Notice and appreciate the little things.

I remember how I felt when…noticing an uptick of couples taking walks and being in conversation with one another, seeing parents and kids playing outdoors and having fun, finding toilet paper and hand sanitizer on a store shelf as if it was like finding a nugget of gold, receiving a “how are you doing” phone call instead of a text message from a friend, realizing I have all the ingredients on hand to make my favorite recipe while being quarantined…It was the little things that we noticed and appreciated in ways we never had before that made us happy.

Count your blessings.

We were all deprived of so much this year and experienced hardships in ways that we couldn’t imagine. But, COVID-19 was even harder on those who have less than us. Counting our blessings – big and small – and trying to help others in any way we can is one of the most important things we can do – pandemic or not.

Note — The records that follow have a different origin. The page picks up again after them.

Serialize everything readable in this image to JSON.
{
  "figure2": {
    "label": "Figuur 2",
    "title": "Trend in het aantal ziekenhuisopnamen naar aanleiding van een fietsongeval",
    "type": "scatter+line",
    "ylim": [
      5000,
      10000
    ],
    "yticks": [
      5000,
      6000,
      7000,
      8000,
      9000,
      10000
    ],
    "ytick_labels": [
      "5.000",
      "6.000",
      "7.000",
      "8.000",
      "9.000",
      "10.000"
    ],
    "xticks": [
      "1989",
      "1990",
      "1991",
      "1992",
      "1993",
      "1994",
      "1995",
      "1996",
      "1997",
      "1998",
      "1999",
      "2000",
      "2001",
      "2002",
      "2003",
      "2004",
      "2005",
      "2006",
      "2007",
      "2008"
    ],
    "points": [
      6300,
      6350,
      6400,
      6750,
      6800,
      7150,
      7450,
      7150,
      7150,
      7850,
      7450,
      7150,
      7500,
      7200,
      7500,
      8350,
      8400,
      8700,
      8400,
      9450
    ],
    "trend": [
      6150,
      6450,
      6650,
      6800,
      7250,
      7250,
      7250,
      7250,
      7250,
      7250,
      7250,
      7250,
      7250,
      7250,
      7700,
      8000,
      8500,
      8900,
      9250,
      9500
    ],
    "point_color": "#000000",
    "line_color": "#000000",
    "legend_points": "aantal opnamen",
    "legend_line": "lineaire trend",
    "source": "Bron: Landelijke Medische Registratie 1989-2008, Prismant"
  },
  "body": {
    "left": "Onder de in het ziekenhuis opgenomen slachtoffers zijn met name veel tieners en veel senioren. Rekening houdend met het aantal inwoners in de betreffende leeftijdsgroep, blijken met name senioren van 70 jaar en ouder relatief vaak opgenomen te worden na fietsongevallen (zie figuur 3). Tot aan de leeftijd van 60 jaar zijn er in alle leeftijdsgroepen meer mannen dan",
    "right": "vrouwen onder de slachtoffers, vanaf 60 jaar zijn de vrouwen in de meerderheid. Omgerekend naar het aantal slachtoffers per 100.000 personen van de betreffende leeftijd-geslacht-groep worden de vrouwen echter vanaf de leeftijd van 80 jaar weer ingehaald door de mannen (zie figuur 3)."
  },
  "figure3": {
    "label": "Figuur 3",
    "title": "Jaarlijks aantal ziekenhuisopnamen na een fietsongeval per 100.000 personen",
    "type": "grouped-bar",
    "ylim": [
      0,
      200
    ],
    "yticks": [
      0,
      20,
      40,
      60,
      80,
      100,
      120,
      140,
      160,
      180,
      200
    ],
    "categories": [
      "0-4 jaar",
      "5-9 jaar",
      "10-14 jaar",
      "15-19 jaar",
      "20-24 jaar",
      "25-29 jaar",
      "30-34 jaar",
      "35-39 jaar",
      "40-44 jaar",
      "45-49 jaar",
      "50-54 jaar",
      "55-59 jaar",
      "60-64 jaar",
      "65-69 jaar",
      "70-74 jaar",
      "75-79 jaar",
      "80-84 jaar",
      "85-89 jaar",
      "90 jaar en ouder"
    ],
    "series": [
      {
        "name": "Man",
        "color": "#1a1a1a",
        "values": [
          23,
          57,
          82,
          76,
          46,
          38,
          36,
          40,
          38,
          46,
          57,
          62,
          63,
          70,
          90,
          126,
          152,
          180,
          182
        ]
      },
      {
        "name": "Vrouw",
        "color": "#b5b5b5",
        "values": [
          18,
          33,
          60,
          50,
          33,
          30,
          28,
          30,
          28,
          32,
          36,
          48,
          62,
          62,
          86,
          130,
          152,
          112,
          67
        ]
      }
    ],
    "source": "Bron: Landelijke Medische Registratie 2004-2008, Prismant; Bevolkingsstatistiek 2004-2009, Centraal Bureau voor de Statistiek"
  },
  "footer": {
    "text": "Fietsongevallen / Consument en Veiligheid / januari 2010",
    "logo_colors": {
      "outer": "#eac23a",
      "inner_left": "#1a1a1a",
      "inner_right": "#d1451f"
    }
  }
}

The internet can be life-sustaining.

Enjoying virtual concerts, happy hours, tours, worship, book readings and tutorials sustained us in ways we may never be able to comprehend. I am much more mindful now of the internet being a blessing than being an evil.

It’s okay not to be okay.

Most everyone has not been okay this past year. Understanding this has helped me accept my own not-okayness and realize I’m not the only one struggling. Knowing we are not walking alone through darkness offers us comfort, peace and strength.

We need community.

If nothing else, I think we can all walk away from the past year with a deeper understanding of one, undeniable basic need we all have – to be in community with others. I doubt we will ever take it for granted or underestimate its importance in our lives from here on.

These are just a few of the many, many lessons we have learned these past twelve months and with the pandemic still in force, there are more lessons to be learned. Generations from now, plenty will have been written about the highs and lows and lessons of the past year, but we will be the ones who actually lived it. We each have the power to shape the future narrative about the past year. We will influence whether the narrative focuses primarily on the challenges we experienced or the lessons we have learned because of them.

So, I ask you:

What would your narrative of the past year most focus on? The good or the ugly?

What are the lessons you have learned from the challenges you faced?

How will you take the lessons you have learned and use them for the greater good in your own life and the lives of others?

What do you want future generations to learn from your experience?

Now, grab a pen or pencil and begin writing your narrative. You have it within you because you have lived it.